We categorized studies into different subgroups on the basis of age, continent and ethnicity. The results of pooled ORs, heterogeneity tests and publication bias tests for different analysis models are reported in Table 3.
Subgroup analysis by age
In this group, we stratified included publications into three groups including: adult (8 articles), children (7 articles) and mixed (cover both ranges; 9 articles). Overall, the results rejected significant association between IL-4 C33T polymorphism and risk of asthma in different age group except for allelic model [adults (OR= 1.14, 95% CI= 1.02-1.26, P= 0.02, FEM), mixed (OR= 1.14, 95% CI= 1.01-1.29, P= 0.03, REM), children (OR= 1.13, 95% CI= 1.04-1.24, P= ≤0.001, FEM)] and recessive model (just in children (OR= 1.18, 95% CI= 1.03-1.35, P= 0.01, REM)) Figure 3.

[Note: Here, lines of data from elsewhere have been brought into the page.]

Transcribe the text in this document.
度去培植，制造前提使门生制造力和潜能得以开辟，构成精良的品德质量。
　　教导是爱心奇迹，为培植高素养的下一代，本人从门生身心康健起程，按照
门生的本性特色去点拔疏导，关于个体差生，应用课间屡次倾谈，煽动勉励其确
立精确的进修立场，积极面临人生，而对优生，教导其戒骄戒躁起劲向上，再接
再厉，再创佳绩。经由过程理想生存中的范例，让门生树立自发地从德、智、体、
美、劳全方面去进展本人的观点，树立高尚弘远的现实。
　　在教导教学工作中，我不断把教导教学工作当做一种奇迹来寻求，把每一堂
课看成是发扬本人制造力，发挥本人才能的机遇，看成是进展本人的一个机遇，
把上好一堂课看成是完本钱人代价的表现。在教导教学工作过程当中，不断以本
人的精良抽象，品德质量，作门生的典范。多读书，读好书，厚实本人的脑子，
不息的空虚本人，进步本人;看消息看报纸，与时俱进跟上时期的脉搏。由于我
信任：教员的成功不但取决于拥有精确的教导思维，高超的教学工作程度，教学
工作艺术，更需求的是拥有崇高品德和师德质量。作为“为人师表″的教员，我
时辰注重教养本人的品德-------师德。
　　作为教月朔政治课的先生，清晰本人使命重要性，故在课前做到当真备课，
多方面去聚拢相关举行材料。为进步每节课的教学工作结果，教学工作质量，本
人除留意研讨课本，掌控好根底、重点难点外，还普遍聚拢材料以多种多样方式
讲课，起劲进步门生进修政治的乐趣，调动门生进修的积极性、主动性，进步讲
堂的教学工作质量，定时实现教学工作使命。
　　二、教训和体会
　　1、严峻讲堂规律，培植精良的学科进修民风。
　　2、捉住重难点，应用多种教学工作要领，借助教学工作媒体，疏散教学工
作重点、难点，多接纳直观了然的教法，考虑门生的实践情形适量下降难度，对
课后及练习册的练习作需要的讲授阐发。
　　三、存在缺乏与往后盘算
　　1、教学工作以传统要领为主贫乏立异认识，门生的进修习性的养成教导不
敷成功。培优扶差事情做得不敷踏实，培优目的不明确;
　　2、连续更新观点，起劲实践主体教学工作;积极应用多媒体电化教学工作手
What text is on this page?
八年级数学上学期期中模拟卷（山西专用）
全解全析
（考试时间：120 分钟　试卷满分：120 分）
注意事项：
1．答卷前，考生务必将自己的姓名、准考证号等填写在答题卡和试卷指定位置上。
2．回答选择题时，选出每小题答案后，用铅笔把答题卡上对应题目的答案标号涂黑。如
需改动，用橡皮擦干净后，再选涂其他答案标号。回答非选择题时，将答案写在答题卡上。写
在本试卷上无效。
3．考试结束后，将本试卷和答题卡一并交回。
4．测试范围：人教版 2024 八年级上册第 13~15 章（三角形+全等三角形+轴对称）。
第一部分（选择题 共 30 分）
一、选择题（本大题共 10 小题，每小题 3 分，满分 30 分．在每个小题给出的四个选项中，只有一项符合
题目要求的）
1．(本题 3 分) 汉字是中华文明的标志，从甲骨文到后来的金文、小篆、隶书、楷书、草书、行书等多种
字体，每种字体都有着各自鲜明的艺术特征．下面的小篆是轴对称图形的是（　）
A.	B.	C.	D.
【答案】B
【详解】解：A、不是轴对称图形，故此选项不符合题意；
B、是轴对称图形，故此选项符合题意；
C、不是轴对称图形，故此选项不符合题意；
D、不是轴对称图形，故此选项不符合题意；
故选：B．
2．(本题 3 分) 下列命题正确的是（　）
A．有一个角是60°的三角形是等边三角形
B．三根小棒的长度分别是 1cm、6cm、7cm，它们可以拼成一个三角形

Subgroup analysis by continent
Our included studies performed in Asia (15 articles), Europe (4 articles), America (4 articles), and Oceania (1 article). Since there was only one study for Oceania, we exclude it. The final findings indicated strong significant association between IL-4 C33T polymorphism and asthma risk in European population across dominant model (OR= 1.23, 95% CI= 1.01- 1.50, P= 0.03, FEM), recessive model (OR= 2.94, 95% CI= 1.54- 5.62, P= ≤0.001, FEM), allelic model (OR= 1.30, 95% CI= 1.10-1.54, P= ≤0.001, FEM) and CC vs. TT (OR= 3, 95% CI= 1.56- 5.76, P= ≤0.001, FEM). Moreover, there was a significant association between IL-4 C33T polymorphism and risk of asthma in American population under dominant model (OR= 1.26, 95% CI= 1.05 -1.51, P= ≤0.001, FEM), allelic model (OR= 1.17, 95% CI= 1.03- 1.33, P= 0.01, FEM), and CT vs. TT model (OR= 1.23, 95% CI= 1.02-1.49, P= 0.03, FEM). Eventually, Significant positive association was revealed in Asians just in recessive model (OR= 1.14, 95% CI= 1.02- 1.26, P= 0.01, FEM), and allelic model (OR= 1.12, 95% CI= 1.03-1.21, P= ≤0.001, FEM) Figure 3.

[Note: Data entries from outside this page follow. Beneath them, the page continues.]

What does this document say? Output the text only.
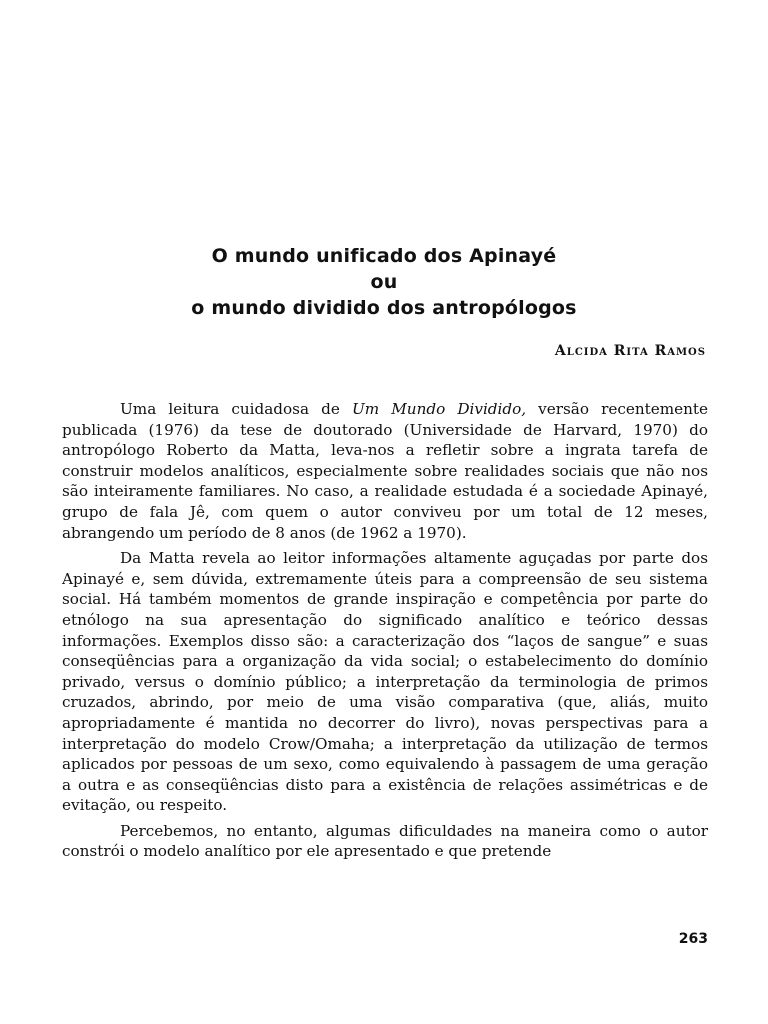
O mundo unificado dos Apinayé
ou
o mundo dividido dos antropólogos
Alcida Rita Ramos

Uma leitura cuidadosa de Um Mundo Dividido, versão recentemente publicada (1976) da tese de doutorado (Universidade de Harvard, 1970) do antropólogo Roberto da Matta, leva-nos a refletir sobre a ingrata tarefa de construir modelos analíticos, especialmente sobre realidades sociais que não nos são inteiramente familiares. No caso, a realidade estudada é a sociedade Apinayé, grupo de fala Jê, com quem o autor conviveu por um total de 12 meses, abrangendo um período de 8 anos (de 1962 a 1970).

Da Matta revela ao leitor informações altamente aguçadas por parte dos Apinayé e, sem dúvida, extremamente úteis para a compreensão de seu sistema social. Há também momentos de grande inspiração e competência por parte do etnólogo na sua apresentação do significado analítico e teórico dessas informações. Exemplos disso são: a caracterização dos “laços de sangue” e suas conseqüências para a organização da vida social; o estabelecimento do domínio privado, versus o domínio público; a interpretação da terminologia de primos cruzados, abrindo, por meio de uma visão comparativa (que, aliás, muito apropriadamente é mantida no decorrer do livro), novas perspectivas para a interpretação do modelo Crow/Omaha; a interpretação da utilização de termos aplicados por pessoas de um sexo, como equivalendo à passagem de uma geração a outra e as conseqüências disto para a existência de relações assimétricas e de evitação, ou respeito.

Percebemos, no entanto, algumas dificuldades na maneira como o autor constrói o modelo analítico por ele apresentado e que pretende

263
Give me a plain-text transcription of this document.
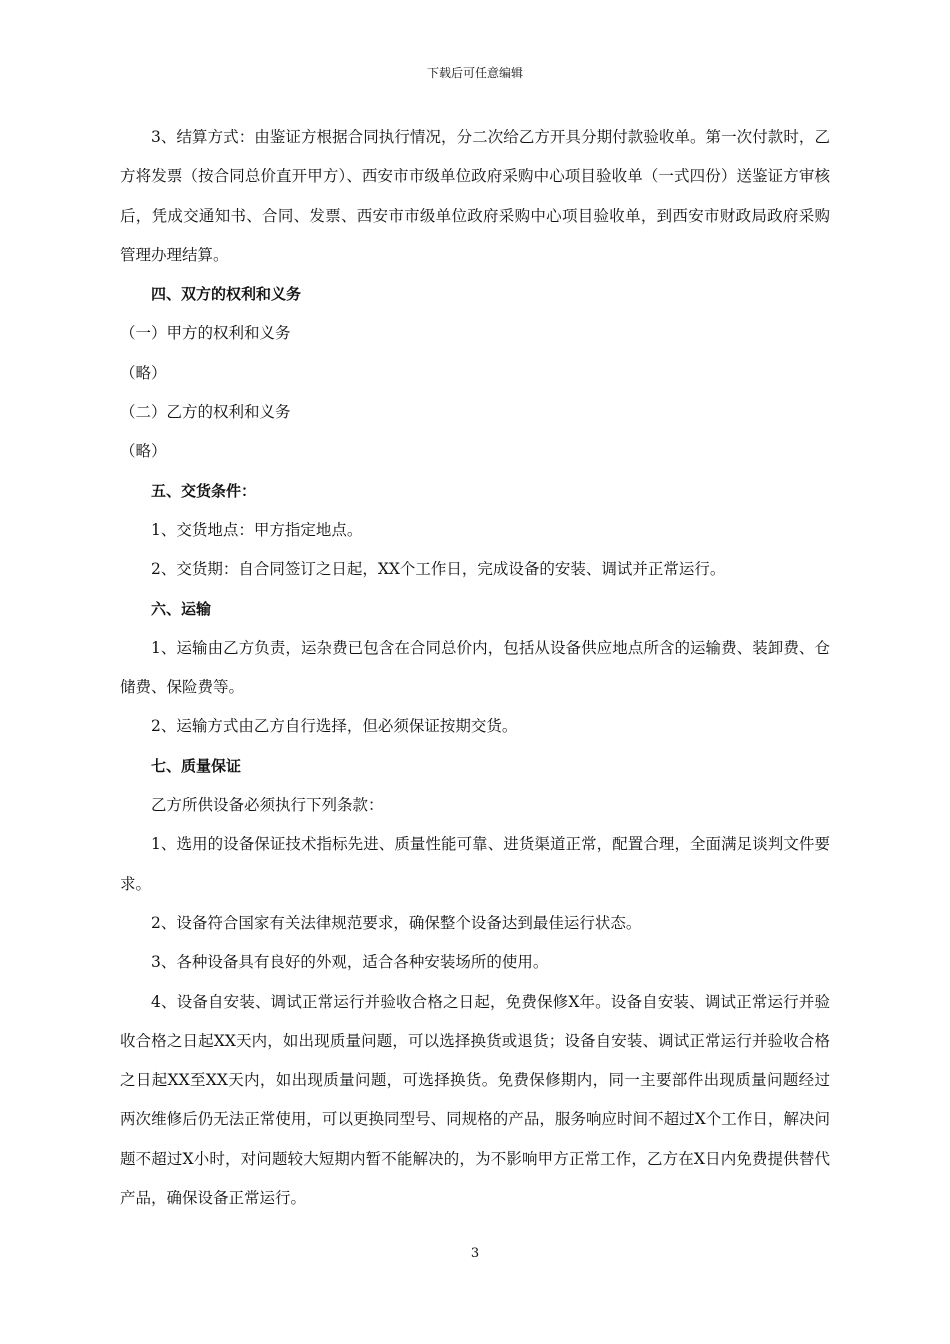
下载后可任意编辑

3、结算方式：由鉴证方根据合同执行情况，分二次给乙方开具分期付款验收单。第一次付款时，乙方将发票（按合同总价直开甲方）、西安市市级单位政府采购中心项目验收单（一式四份）送鉴证方审核后，凭成交通知书、合同、发票、西安市市级单位政府采购中心项目验收单，到西安市财政局政府采购管理办理结算。

四、双方的权利和义务

（一）甲方的权利和义务

（略）

（二）乙方的权利和义务

（略）

五、交货条件：

1、交货地点：甲方指定地点。

2、交货期：自合同签订之日起，XX个工作日，完成设备的安装、调试并正常运行。

六、运输

1、运输由乙方负责，运杂费已包含在合同总价内，包括从设备供应地点所含的运输费、装卸费、仓储费、保险费等。

2、运输方式由乙方自行选择，但必须保证按期交货。

七、质量保证

乙方所供设备必须执行下列条款：

1、选用的设备保证技术指标先进、质量性能可靠、进货渠道正常，配置合理，全面满足谈判文件要求。

2、设备符合国家有关法律规范要求，确保整个设备达到最佳运行状态。

3、各种设备具有良好的外观，适合各种安装场所的使用。

4、设备自安装、调试正常运行并验收合格之日起，免费保修X年。设备自安装、调试正常运行并验收合格之日起XX天内，如出现质量问题，可以选择换货或退货；设备自安装、调试正常运行并验收合格之日起XX至XX天内，如出现质量问题，可选择换货。免费保修期内，同一主要部件出现质量问题经过两次维修后仍无法正常使用，可以更换同型号、同规格的产品，服务响应时间不超过X个工作日，解决问题不超过X小时，对问题较大短期内暂不能解决的，为不影响甲方正常工作，乙方在X日内免费提供替代产品，确保设备正常运行。

3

Subgroup analysis by ethnicity
Finally, we stratified eligible articles according ethnicity including Caucasians (20 articles), and African-Americans (4 articles). The results showed significant association between IL-4 SNP (C33T) and asthma risk in Caucasians under dominant model (OR= 1.15, 95% CI= 1.04- 1.28, P= 0.008, FEM), recessive model (OR= 1.17, 95% CI= 1.06- 1.30, P= 0.002, FEM), allelic model (OR= 1.14, 95% CI= 1.07-1.22, P= ≤0.001, FEM),and CC vs. TT model (OR= 1.23, 95% CI= 1.01-1.49, P= 0.03, FEM) but not CT vs. TT model (OR= 1.1, 95% CI= 0.98 -1.22, P= 0.09, FEM). However, there was no significant association between IL-4 C33T polymorphism and risk of asthma in American-African population across all genotype models Figure 3.

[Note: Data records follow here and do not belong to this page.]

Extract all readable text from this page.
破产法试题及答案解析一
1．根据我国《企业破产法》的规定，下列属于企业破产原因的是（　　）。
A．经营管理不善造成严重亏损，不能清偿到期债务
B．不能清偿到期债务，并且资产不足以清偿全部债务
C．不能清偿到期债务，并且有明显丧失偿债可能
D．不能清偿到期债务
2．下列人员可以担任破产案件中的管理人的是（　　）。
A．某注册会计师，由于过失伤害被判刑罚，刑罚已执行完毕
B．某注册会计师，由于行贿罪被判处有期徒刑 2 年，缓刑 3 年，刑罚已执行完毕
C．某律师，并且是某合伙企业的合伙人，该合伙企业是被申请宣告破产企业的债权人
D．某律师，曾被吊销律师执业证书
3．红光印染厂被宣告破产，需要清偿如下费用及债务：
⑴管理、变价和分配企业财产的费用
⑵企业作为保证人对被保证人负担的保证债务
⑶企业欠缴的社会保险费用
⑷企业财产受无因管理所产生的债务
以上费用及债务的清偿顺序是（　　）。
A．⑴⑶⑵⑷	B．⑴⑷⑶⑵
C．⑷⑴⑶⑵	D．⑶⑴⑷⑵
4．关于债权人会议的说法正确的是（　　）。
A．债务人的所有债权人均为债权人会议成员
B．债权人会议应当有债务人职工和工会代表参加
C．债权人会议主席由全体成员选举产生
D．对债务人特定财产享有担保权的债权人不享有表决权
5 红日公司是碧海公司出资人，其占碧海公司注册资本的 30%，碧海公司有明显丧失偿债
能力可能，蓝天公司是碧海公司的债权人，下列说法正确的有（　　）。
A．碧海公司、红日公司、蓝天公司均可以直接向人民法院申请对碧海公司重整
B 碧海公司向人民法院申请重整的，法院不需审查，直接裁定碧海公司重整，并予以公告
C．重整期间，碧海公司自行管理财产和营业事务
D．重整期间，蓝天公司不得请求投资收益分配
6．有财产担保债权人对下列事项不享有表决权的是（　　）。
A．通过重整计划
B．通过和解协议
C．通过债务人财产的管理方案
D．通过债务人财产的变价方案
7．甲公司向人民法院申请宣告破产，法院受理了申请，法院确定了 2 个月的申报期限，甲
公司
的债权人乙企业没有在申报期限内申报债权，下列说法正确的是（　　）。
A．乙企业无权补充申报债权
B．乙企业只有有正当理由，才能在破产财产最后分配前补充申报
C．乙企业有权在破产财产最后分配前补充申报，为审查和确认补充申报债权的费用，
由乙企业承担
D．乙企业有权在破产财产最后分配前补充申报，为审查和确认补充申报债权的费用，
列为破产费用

Evaluation of heterogeneity
No significant heterogeneity was detected for IL-4 C33T polymorphism neither in overall population nor subgroup analysis, therefore we did not perform mete-regression analysis for possible parameters (Table 3).
Sensitivity analysis and publication bias
Begg’s and Egger’s tests were performed to estimate the publication biases of studies. As showed in Table 3 no evidence of publication bias was detected in overall populations and subgroup analysis. Also, symmetric shape of Begg’s funnel plot confirm this finding Figure 4. Moreover, the impact of individual study on pooled OR was evaluated by sensitivity analysis, which confirmed stability of our results Figure 5.